Es war am Abend ziemlich spät geworden, trotzdem waren alle Sylvia und Markus schon in der Küche beim Frühstück als Jana sich um acht Uhr dazu gesellte.
„Hast du alles gepackt?“, fragte Sylvia. Jana nickte. Sie hatte eh nicht viel, einen Koffer und einen Seesack, das war der Vorteil, wenn man sowieso vor hatte wegzugehen. Auf dem Schiff hätte sie nur eine Kombüse gehabt, da war nicht viel Platz für Haushaltsgegenstände. Sylvia dagegen hatte drei große Koffer. Anscheinend hatte sie drüben noch mal richtig zugeschlagen, denn die Luxuslabels gehörten nie und nimmer ihr, aber Jana sprach sie nicht darauf an. Falls sie irgendwann schnell fliehen mussten, konnten sie sich kaum mit Gepäck belasten. Deshalb hatte sie das, was sie unbedingt brauchte, auch in einem Rucksack verstaut.
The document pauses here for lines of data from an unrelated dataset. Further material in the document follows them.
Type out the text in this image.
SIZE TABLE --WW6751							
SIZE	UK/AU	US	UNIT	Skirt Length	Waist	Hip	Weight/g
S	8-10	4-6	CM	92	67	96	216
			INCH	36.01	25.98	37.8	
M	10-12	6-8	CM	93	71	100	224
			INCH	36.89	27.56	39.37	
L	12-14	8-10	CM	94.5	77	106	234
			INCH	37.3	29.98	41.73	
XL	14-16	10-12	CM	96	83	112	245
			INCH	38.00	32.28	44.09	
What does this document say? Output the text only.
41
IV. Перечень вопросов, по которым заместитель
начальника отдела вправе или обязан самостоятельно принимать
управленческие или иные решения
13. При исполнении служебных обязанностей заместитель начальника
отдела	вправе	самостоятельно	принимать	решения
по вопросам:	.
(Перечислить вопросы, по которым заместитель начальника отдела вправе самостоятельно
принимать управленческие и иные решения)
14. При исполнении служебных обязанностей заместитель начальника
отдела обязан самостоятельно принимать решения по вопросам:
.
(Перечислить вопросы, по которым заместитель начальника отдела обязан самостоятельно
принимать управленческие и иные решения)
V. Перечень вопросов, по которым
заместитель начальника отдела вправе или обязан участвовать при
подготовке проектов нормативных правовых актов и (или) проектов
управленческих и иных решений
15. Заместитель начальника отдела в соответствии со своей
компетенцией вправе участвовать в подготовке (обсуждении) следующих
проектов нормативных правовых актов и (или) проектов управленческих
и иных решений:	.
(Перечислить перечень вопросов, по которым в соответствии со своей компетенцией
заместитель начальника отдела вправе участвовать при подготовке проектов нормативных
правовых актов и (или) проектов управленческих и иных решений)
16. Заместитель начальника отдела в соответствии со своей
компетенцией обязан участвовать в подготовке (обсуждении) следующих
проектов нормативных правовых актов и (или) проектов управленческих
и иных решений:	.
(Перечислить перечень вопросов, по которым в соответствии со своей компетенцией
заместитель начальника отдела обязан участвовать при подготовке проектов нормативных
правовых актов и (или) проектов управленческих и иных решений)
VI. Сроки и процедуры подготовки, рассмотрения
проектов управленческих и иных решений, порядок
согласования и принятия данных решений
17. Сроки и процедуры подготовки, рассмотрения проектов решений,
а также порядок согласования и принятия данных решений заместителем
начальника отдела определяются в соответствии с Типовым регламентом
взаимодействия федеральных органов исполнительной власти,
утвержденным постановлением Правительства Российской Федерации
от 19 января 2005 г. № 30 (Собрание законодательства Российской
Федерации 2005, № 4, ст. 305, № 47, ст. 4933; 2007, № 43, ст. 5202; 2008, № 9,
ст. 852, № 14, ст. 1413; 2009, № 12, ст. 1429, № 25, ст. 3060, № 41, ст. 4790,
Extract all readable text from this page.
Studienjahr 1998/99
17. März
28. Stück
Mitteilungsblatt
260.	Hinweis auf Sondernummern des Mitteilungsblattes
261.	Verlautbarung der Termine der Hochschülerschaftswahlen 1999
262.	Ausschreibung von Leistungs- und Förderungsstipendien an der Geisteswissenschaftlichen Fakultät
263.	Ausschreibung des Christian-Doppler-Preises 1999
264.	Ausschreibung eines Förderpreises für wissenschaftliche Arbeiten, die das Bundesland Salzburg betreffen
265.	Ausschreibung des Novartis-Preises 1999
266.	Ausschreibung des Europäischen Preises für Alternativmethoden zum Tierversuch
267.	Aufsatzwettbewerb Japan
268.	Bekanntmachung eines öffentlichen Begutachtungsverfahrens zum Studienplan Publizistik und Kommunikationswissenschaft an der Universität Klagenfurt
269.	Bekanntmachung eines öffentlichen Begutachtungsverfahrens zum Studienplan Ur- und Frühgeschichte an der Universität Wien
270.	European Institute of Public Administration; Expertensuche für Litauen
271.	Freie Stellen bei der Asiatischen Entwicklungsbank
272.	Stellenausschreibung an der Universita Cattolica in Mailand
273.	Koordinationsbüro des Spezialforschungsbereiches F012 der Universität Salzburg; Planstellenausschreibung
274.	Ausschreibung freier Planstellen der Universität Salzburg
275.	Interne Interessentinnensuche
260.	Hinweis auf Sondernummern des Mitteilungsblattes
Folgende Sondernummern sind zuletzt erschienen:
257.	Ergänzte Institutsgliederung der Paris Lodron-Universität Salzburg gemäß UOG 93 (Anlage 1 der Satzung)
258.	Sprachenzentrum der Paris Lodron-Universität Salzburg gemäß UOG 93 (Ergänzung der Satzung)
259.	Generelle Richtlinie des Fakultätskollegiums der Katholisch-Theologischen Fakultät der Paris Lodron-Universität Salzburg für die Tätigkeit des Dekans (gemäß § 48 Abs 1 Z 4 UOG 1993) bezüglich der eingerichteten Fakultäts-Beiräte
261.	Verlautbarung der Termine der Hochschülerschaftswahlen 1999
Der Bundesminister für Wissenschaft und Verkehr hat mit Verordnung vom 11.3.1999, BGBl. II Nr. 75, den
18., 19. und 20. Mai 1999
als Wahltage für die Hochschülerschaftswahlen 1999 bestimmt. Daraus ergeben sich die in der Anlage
„Wir haben wenig Platz, das ist euch bewusst oder?“, mischte sich Markus ein, der selbst drei Koffer hatte. „Wir müssen vor allem auch Nahrungsmittel und Medikamente mitnehmen, wir wissen nicht, was uns erwartet. Es gibt Gegenden, da scheint alles halbwegs normal zu sein, woanders dagegen bricht alles zusammen. Ich habe eine Route ausgearbeitet, wie wir am besten bis Hannover kommen.“
„Ja, und du weißt genau wo es sicher ist“, motzte Jana und schenkte sich erst mal Kaffee ein.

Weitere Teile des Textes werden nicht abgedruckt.